Database Research Group, Control and Intelligent Processing Center of Excellence, School of Electrical and Computer Engineering, University College of Engineering, University of Tehran, Tehran, Iran.
Comput Biol Chem. 2013 Apr;43:11-6. doi: 10.1016/j.compbiolchem.2012.12.003. Epub 2012 Dec 20.
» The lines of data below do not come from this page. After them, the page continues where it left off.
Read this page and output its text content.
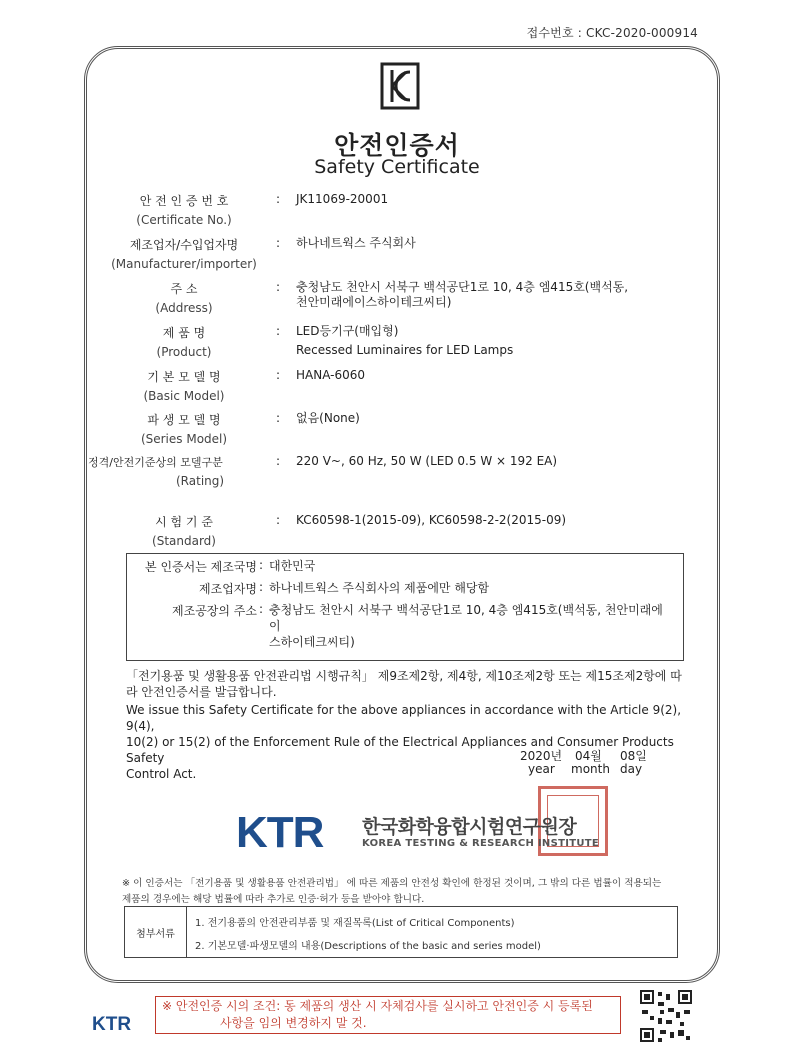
접수번호 : CKC-2020-000914
안전인증서
Safety Certificate
안 전 인 증 번 호
(Certificate No.)
: JK11069-20001
제조업자/수입업자명
(Manufacturer/importer)
: 하나네트웍스 주식회사
주 소
(Address)
: 충청남도 천안시 서북구 백석공단1로 10, 4층 엠415호(백석동,
천안미래에이스하이테크씨티)
제 품 명
(Product)
: LED등기구(매입형)
Recessed Luminaires for LED Lamps
기 본 모 델 명
(Basic Model)
: HANA-6060
파 생 모 델 명
(Series Model)
: 없음(None)
정격/안전기준상의 모델구분
(Rating)
: 220 V~, 60 Hz, 50 W (LED 0.5 W × 192 EA)
시 험 기 준
(Standard)
: KC60598-1(2015-09), KC60598-2-2(2015-09)
본 인증서는 제조국명 : 대한민국
제조업자명 : 하나네트웍스 주식회사의 제품에만 해당함
제조공장의 주소 : 충청남도 천안시 서북구 백석공단1로 10, 4층 엠415호(백석동, 천안미래에이
스하이테크씨티)
「전기용품 및 생활용품 안전관리법 시행규칙」 제9조제2항, 제4항, 제10조제2항 또는 제15조제2항에 따
라 안전인증서를 발급합니다.
We issue this Safety Certificate for the above appliances in accordance with the Article 9(2), 9(4),
10(2) or 15(2) of the Enforcement Rule of the Electrical Appliances and Consumer Products Safety
Control Act.
2020년 04월 08일
year month day
KTR 한국화학융합시험연구원장
KOREA TESTING & RESEARCH INSTITUTE
※ 이 인증서는 「전기용품 및 생활용품 안전관리법」 에 따른 제품의 안전성 확인에 한정된 것이며, 그 밖의 다른 법률이 적용되는
제품의 경우에는 해당 법률에 따라 추가로 인증·허가 등을 받아야 합니다.
첨부서류
1. 전기용품의 안전관리부품 및 재질목록(List of Critical Components)
2. 기본모델·파생모델의 내용(Descriptions of the basic and series model)
※ 안전인증 시의 조건: 동 제품의 생산 시 자체검사를 실시하고 안전인증 시 등록된
사항을 임의 변경하지 말 것.
KTR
There is a large gap between the number of discovered proteins and the number of functionally annotated ones. Due to the high cost of determining protein function by wet-lab research, function prediction has become a major task for computational biology and bioinformatics. Some researches utilize the proteins interaction information to predict function for un-annotated proteins. In this paper, we propose a novel approach called "Neighbor Relativity Coefficient" (NRC) based on interaction network topology which estimates the functional similarity between two proteins. NRC is calculated for each pair of proteins based on their graph-based features including distance, common neighbors and the number of paths between them. In order to ascribe function to an un-annotated protein, NRC estimates a weight for each neighbor to transfer its annotation to the unknown protein. Finally, the unknown protein will be annotated by the top score transferred functions. We also investigate the effect of using different coefficients for various types of functions. The proposed method has been evaluated on Saccharomyces cerevisiae and Homo sapiens interaction networks. The performance analysis demonstrates that NRC yields better results in comparison with previous protein function prediction approaches that utilize interaction network.
已发现的蛋白质数量与功能注释数量之间存在很大差距。由于通过湿实验室研究确定蛋白质功能的成本很高,因此功能预测已成为计算生物学和生物信息学的主要任务。一些研究利用蛋白质相互作用信息来预测未注释蛋白质的功能。在本文中,我们提出了一种基于互作网络拓扑的新方法,称为“邻接相对系数”(NRC),用于估计两个蛋白质之间的功能相似性。根据距离、共同邻居和它们之间路径的数量等基于图的特征,为每对蛋白质计算 NRC。为了给未注释的蛋白质赋予功能,NRC 会为每个邻居估计一个权重,以将其注释转移到未知蛋白质上。最后,未知蛋白质将通过转移的最高分数来注释。我们还研究了为不同类型的功能使用不同系数的效果。该方法已在酿酒酵母和人类互作网络上进行了评估。性能分析表明,与利用互作网络的先前蛋白质功能预测方法相比,NRC 产生了更好的结果。